Der Hautschnitt liegt überwiegend in der behaarten Kopfhaut bzw. einer natürlichen Hautfalte vor dem Ohr.
Nach Untertunnelung der Haut wird zunächst die Muskelbindegewebeschicht (SMAS) gestrafft. Die über dem gestrafften Gewebe liegende Haut wird spannungsfrei angepasst.
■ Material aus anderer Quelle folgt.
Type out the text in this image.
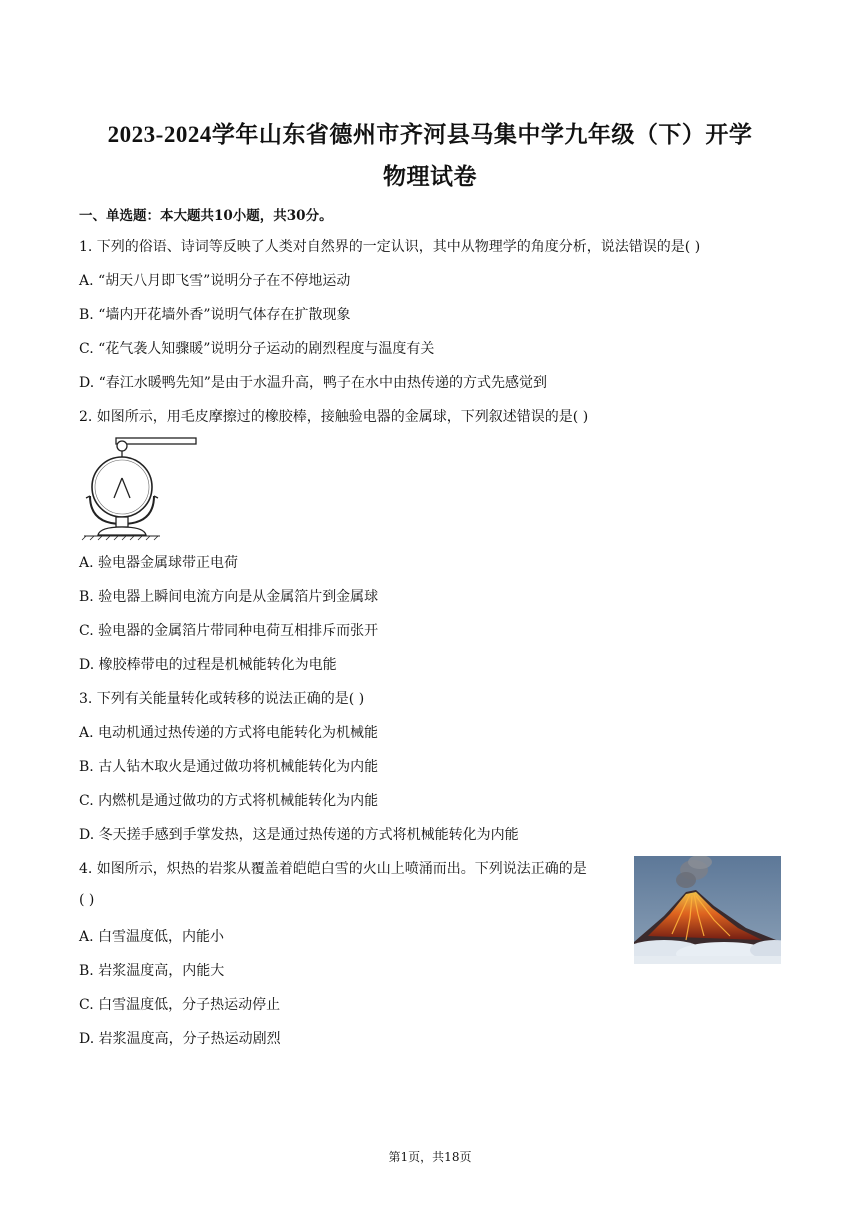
2023-2024学年山东省德州市齐河县马集中学九年级（下）开学
物理试卷
一、单选题：本大题共10小题，共30分。
1. 下列的俗语、诗词等反映了人类对自然界的一定认识，其中从物理学的角度分析，说法错误的是( )
A. “胡天八月即飞雪”说明分子在不停地运动
B. “墙内开花墙外香”说明气体存在扩散现象
C. “花气袭人知骤暖”说明分子运动的剧烈程度与温度有关
D. “春江水暖鸭先知”是由于水温升高，鸭子在水中由热传递的方式先感觉到
2. 如图所示，用毛皮摩擦过的橡胶棒，接触验电器的金属球，下列叙述错误的是( )
A. 验电器金属球带正电荷
B. 验电器上瞬间电流方向是从金属箔片到金属球
C. 验电器的金属箔片带同种电荷互相排斥而张开
D. 橡胶棒带电的过程是机械能转化为电能
3. 下列有关能量转化或转移的说法正确的是( )
A. 电动机通过热传递的方式将电能转化为机械能
B. 古人钻木取火是通过做功将机械能转化为内能
C. 内燃机是通过做功的方式将机械能转化为内能
D. 冬天搓手感到手掌发热，这是通过热传递的方式将机械能转化为内能
4. 如图所示，炽热的岩浆从覆盖着皑皑白雪的火山上喷涌而出。下列说法正确的是
( )
A. 白雪温度低，内能小
B. 岩浆温度高，内能大
C. 白雪温度低，分子热运动停止
D. 岩浆温度高，分子热运动剧烈
第1页，共18页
Durch diese besondere Technik behalten die Gesichtszüge nach der Behandlung ihr natürliches Aussehen und wirken nicht maskenhaft.
Bei der klassischen Gesichts-/Halshautstraffung wird zusätzlich der Kinn/Halswinkel neu definiert. Hierzu wird der Hautschnitt bis in den Nackenhaaransatz verlängert.
Bei Vorliegen einer abgesunkenen Stirnregion mit Ausbildung auffälliger Stirn- und Zornesfalten kann ein Stirnlift allein oder in Kombination mit einem Facelift den gewünschten Verjüngungseffekt bewirken.
Beim offenen Stirnlift verläuft der Hautschnitt unmittelbar hinter der Haargrenze. Hierbei kann die Stirnhaut bis zum oberen Augenhöhlenrand angehoben und gestrafft werden.
Gleichzeitig werden die für die Faltenbildung verantwortlichen Muskelstränge geschwächt.

Betäubung

Der Eingriff kann in Tumeszenz-Lokalanästhesie mit Sedierung (Dämmerschlaf) oder Narkose durchgeführt werden.

Klinikaufenthalt

Die Mittelgesichtsstraffung kann ambulant erfolgen, die Gesichts-Halshautstraffung erfordert einen 1-2 tägigen stationären Aufenthalt.

Nachbehandlung

Schwellungen nach der OP sind zumeist gering und klingen innerhalb weniger Tage ab. Die weitgehend unsichtbaren Fäden (Intracutannaht) werden nach 10-14 Tagen entfernt. Spätestens jetzt können Sie Ihren gewohnten beruflichen Tätigkeiten wieder nachgehen.